Question

Draw the full structural formula represented by each shorthand formula. c1ccccc1

Short answer

The structural formula represented by the SMILES 'c1ccccc1' is a hexagonal benzene ring with alternating single and double bonds, and each carbon atom has one hydrogen atom attached.

Step-by-step solution

Understanding SMILES notation

SMILES (Simplified Molecular Input Line Entry System) is a notation that allows a user to represent a chemical structure in a way that can be used by computer programs. For the given SMILES string c1ccccc1, it represents benzene. The 'c' stands for a carbon atom, and the '1'...c1 indicates the start and end of a ring structure.

Identify the ring structure

Start by identifying the ring formed by the notation 'c1...c1'. This means that there is a carbon ring with the second '1' closing the loop, creating a cyclic structure.

Add the hydrogen atoms

Each carbon atom in the ring has two other carbon atoms bonded to it as part of the ring, which leaves each carbon with two additional bonding sites in a neutral benzene molecule. Since carbon makes four bonds, each carbon will be bonded to a hydrogen atom in this case.

Drawing the benzene ring

The benzene molecule consists of a ring of six carbon atoms, with alternating double and single bonds. Since the SMILES notation does not specify the locations of the double bonds, you can place them in any alternating fashion.

Key concepts

Chemical Structure Representation

The ability to clearly represent chemical structures is an essential skill within the field of chemistry. A popular and simplified method is SMILES notation, which stands for Simplified Molecular Input Line Entry System. SMILES is an efficient way to convey detailed molecular structure information in a linear and readable text format, particularly useful for digitizing chemical databases and allowing for easy computer manipulation.

For instance, the SMILES format can represent complex 3D structures in a one-dimensional string of characters, capturing the arrangement of atoms and their bonding. This helps in automating many processes that would otherwise demand significant manual effort, such as searching for chemical substances in databases or modeling their behavior within chemical reactions.

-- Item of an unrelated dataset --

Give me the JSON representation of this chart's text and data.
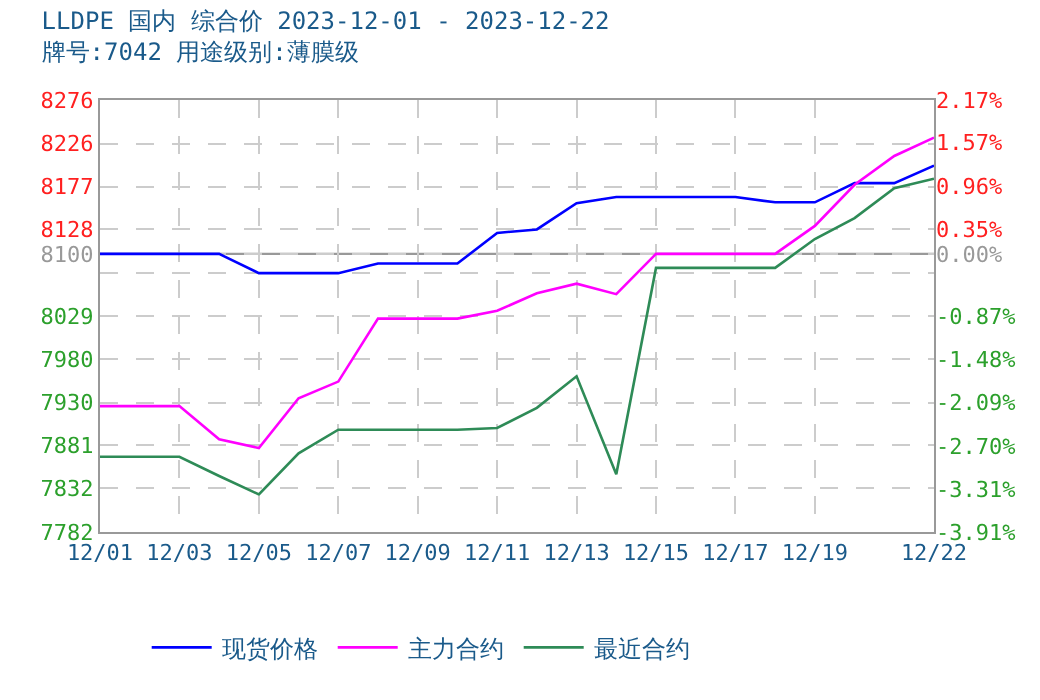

The benefits of SMILES include scalability to depict large molecules and the capacity to describe stereochemistry, which is pivotal for understanding the molecule's spatial orientation. With more complex structures, SMILES becomes even more valuable, providing a compact notation system without loss of structural identity.

Benzene Structural Formula

One classic example of chemical structure representation is the benzene molecule, which has the SMILES notation c1ccccc1. The benzene molecule is foundational in organic chemistry, representing an aromatic hydrocarbon with a unique stability due to resonance. The structural formula of benzene is crucial, as it helps to comprehend the alternating pattern of single and double bonds, known as conjugation, around a six-carbon ring.

To visualize the benzene structure, you could start by sketching a hexagon to represent the ring, then add a circle in the midst to indicate the delocalized electrons that contribute to benzene's stability. Each corner of the hexagon has a carbon atom, with one hydrogen attached to each carbon, completing the molecule's stable configuration with alternating double bonds. This simplified yet powerful visual is a key educational tool for grasping the intricacies of aromatic compounds in organic chemistry.

Organic Chemistry Education

Organic chemistry education strives to equip students with the necessary tools to understand a vast array of organic compounds and their reactions. A fundamental aspect is learning various methods of chemical structure representation, including drawing structural formulas, understanding resonance and molecular geometry, and using notation systems like SMILES.

Effective education in this field requires breaking down complex theories into simpler concepts that can be easily grasped by students. For instance, educators often start with the basic structures of small molecules and incrementally build up to more sophisticated structures. Interactive models, virtual simulations, and mnemonic devices are frequently employed to facilitate student understanding of the three-dimensional nature of molecules. Ultimately, organic chemistry education aims to engender a deep understanding of the vital role that organic compounds play in the wider context of chemical science, biology, and medicine.